Their footsteps counterpointed his wiry little silence. He opened the car door for her, and she sat in the stilling plushness. He got in on the other side and sealed them in with a slam. “Her,” he said. “Who else?”

They drove in silence for some moments. She felt something hard in him, something little and gristly. Something that had heard her sarcastic thoughts and strove against them. But then she felt something else, which was generous, flexible, and full of movement. She felt it as surely as if he’d touched her. She’d irritated him, but still he wanted to like her, and that made her want to like him, in spite of everything. When he asked if she wanted to see his CD-ROM, she said that she would.

His apartment was an expensive oblong with a vast, sad view of the city. A large old movie projector stood in one corner. An antique couch, its mauve cushions worn soft and forbearing, was a luxuriant ribbon in the stark room. They sat on it and had cognac in fancy glasses. She noticed a necklace made of huge red beads hanging from a doorknob behind the couch.

“Oh,” he said, “that’s from a long time ago.” With a supple twist, he arched his back and reached for the beads with a long finger. An enshadowed vein showed on his extended neck. He dropped the beads in her lap. She handled them; the startling chunks of red were humorous and stately.

He sipped from his drink with a dainty beaklike gesture. “A minor director who liked me gave it to me,” he said. “It seemed like a welcoming present from the world. We were out drinking one night, and she said a person who could wear this necklace could walk into any room and feel like he belonged there.”

Margot thought of Patrick looking at the director with the same bare, needy eyes she had seen. She thought of the director wanting to console this look, to welcome it. “What a lovely thing to say,” she said.

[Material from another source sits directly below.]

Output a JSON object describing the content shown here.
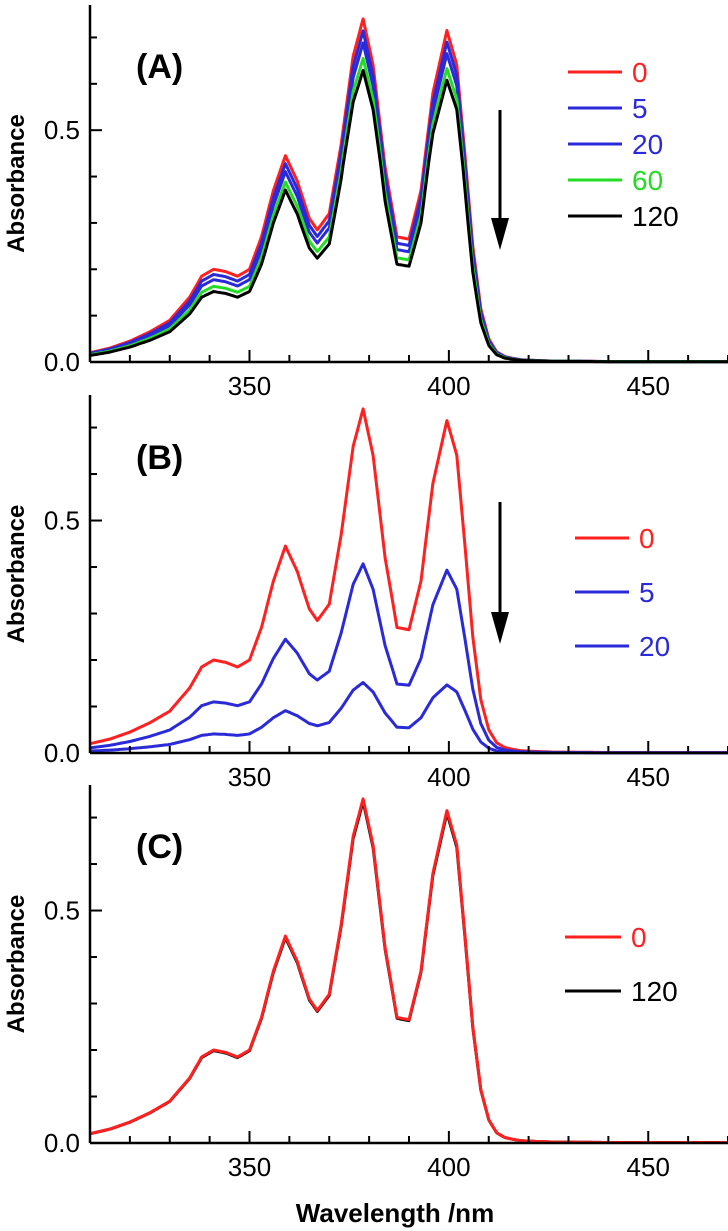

He frowned. “I don’t know what happened to her,” he said. “I guess her career didn’t go anywhere, either.” There was a beat of silence like a held breath. He turned abruptly and looked at her. She was startled by the intense look on his face. “Do you think I could wear those beads now?” he said hopefully. “Or would I look silly?”

She pictured him entering a room, wearing the red necklace over a cowl-necked shirt, regally flaunting his middle age. “I think you could wear them,” she said. “You’d have to wear the right top. But you could do it. It could look very cool.”

“Yeah?” He looked doubtful. Then he brightened. “Let’s look at that CD-ROM.” He stood and regarded her with a faint seignorial expression so absurd it was endearing. “We have to go in the bed-room, if that’s okay.”

He kept his computer beside his bed. “I don’t sleep well,” he explained. “Sometimes, if I wake up, I like to just put on my robe and get some work done without leaving the bed.” They sat awkwardly sideways on the bed, so they could look at the small screen. Patrick crossed his legs and slouched, pecking at the keys with an expectant air as if he were still delighted by the complicated little machine.